Since the first GM mosquito was created three years ago at Imperial, scientists considering this approach have been examining the evidence from carefully-contained laboratory tests of how transgenic mosquitoes fare when mixed with populations of unmodified mosquitoes.

This study, which was funded by the Wellcome Trust, indicates that while the act of modifying mosquitoes does not have a major effect on their ability to survive, when the modified insects are placed in a natural population they have relatively low competitiveness.

Professor Andrea Crisanti of the Department of Biological Sciences, and senior author of the paper said: “These population studies are absolutely critical to the regulatory processes that will assess the safety and environmental consequences of this new technology.”

“They will help to assess the overall feasibility and costs of using GM mosquitoes to fight diseases such as malaria, yellow fever and dengue and play an important part in developing future strategies to banish these major scourges afflicting humanity.

“While more work is needed on the molecular genetics of this problem, an increasingly important challenge is to study the population biology of transformed mosquitoes and understand how a beneficial gene can be driven through a wild population,” he said.

The researchers used a stable and proven gene transfer technology to insert a green or red fluorescent marker into four different lines of the mosquito Anopheles stephensi, the major carrier of malaria in India.

In control population studies containing GM mosquitoes only, the fluorescent marker was maintained intact and passed on for over 30 generations.

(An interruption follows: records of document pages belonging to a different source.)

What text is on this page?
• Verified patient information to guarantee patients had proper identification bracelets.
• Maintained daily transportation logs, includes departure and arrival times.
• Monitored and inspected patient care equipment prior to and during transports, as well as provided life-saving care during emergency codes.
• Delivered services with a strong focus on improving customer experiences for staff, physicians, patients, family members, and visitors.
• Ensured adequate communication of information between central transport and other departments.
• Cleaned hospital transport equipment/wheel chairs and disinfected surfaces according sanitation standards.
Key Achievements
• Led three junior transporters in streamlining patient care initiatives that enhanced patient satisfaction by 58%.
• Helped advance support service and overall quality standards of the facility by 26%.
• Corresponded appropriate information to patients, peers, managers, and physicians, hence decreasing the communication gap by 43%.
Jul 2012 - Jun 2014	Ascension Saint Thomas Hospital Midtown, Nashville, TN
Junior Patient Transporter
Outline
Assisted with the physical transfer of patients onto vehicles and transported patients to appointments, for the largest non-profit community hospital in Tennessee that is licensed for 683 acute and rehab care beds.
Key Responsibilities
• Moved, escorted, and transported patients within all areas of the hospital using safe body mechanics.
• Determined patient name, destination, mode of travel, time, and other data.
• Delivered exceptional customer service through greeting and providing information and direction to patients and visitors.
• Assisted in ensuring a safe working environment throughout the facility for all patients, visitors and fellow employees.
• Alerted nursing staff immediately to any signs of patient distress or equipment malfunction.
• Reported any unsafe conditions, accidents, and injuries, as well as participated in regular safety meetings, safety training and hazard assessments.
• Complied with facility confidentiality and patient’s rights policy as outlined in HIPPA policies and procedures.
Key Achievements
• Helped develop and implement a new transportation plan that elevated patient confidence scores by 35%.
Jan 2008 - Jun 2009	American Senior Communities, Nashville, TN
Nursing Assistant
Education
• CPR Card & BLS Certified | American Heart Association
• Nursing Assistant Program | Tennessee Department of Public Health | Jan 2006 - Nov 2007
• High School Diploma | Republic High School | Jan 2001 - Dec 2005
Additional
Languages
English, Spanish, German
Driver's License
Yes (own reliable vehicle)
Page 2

But when the GM insects were allowed to breed with unmodified mosquitoes the number of marker-carrying mosquitoes in the population decreased sharply, and in some experiments the marker disappeared entirely within 4-16 generations.

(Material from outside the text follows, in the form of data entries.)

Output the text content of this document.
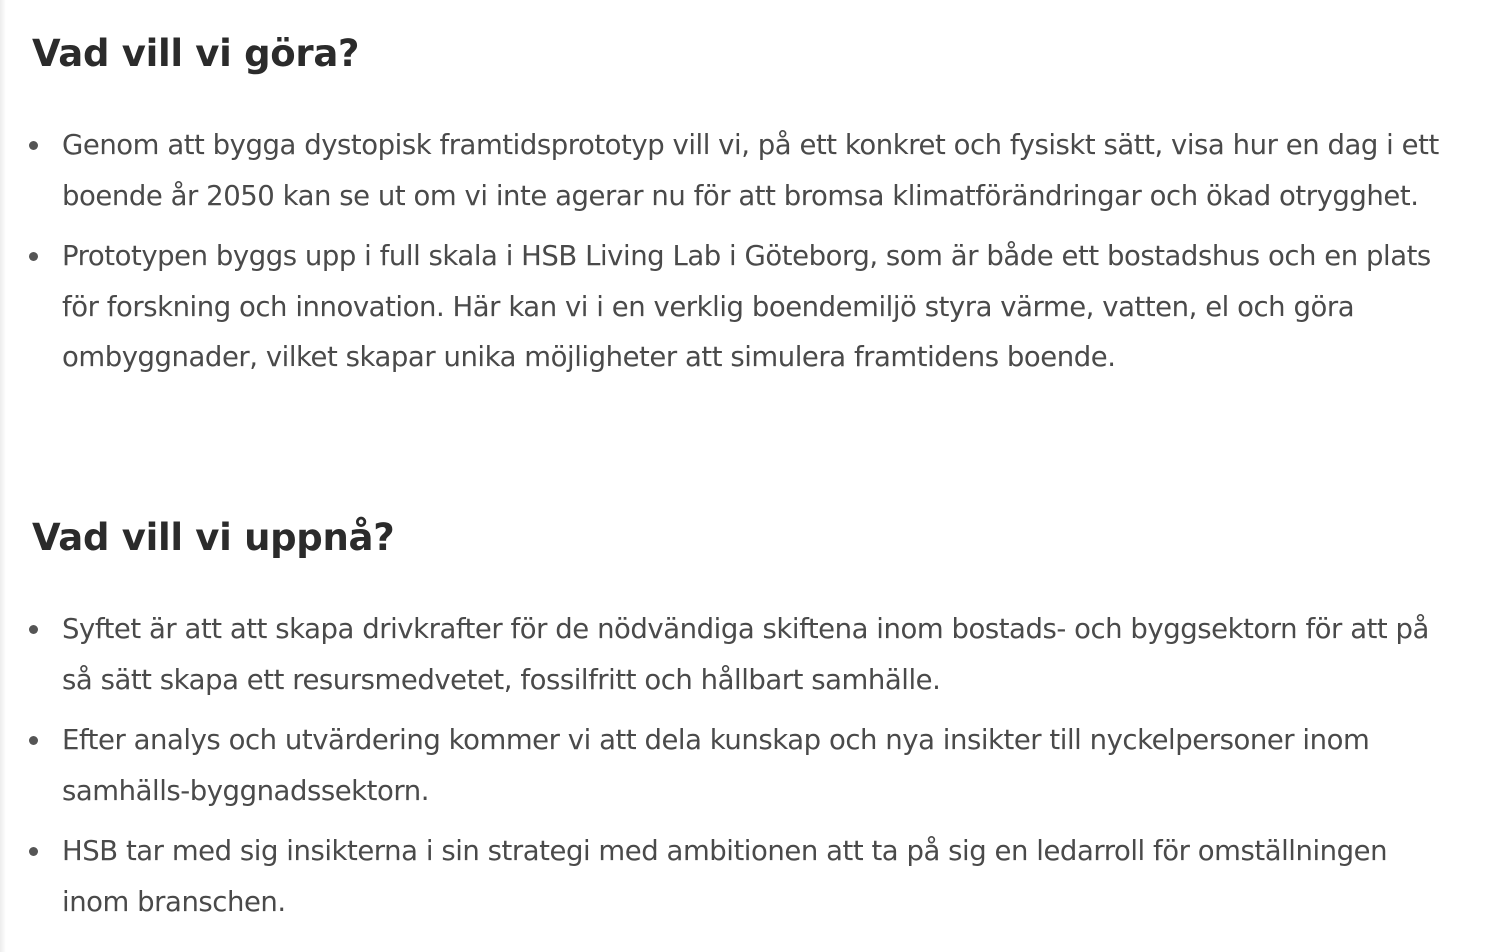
Vad vill vi göra?
Genom att bygga dystopisk framtidsprototyp vill vi, på ett konkret och fysiskt sätt, visa hur en dag i ett boende år 2050 kan se ut om vi inte agerar nu för att bromsa klimatförändringar och ökad otrygghet.
Prototypen byggs upp i full skala i HSB Living Lab i Göteborg, som är både ett bostadshus och en plats för forskning och innovation. Här kan vi i en verklig boendemiljö styra värme, vatten, el och göra ombyggnader, vilket skapar unika möjligheter att simulera framtidens boende.
Vad vill vi uppnå?
Syftet är att att skapa drivkrafter för de nödvändiga skiftena inom bostads- och byggsektorn för att på så sätt skapa ett resursmedvetet, fossilfritt och hållbart samhälle.
Efter analys och utvärdering kommer vi att dela kunskap och nya insikter till nyckelpersoner inom samhälls-byggnadssektorn.
HSB tar med sig insikterna i sin strategi med ambitionen att ta på sig en ledarroll för omställningen inom branschen.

Professor Charles Godfray, Director of the Natural Environment Research Council (NERC) Centre for Population Biology at Imperial, and co-author of the study, carried out mathematical modelling of the mosquito population dynamics. This allowed the researchers to explore the different processes that might explain the performance of GM mosquitoes in a mixed population.

The authors suggested reasons for the poor performance of the mosquitoes carrying the inserted marker gene.

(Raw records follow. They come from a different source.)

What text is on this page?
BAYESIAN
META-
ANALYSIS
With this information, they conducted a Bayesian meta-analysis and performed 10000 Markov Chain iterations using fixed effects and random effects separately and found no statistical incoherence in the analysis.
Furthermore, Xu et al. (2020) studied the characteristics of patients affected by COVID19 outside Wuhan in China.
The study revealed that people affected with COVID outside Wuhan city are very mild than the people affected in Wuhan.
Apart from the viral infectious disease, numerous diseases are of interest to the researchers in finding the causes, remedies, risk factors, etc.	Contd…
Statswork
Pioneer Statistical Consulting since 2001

“By creating a strain of GM mosquitoes through breeding descendants of a single transformed individual, the introduced gene is likely to become associated with one or more deleterious mutations. Though these deleterious genes do not kill the GM mosquito, they cause it to lose out in competition with normal mosquitoes. The good news is that now we have identified these problems they can be mitigated by using crossing regimes that minimise the effects of inbreeding,” said the authors.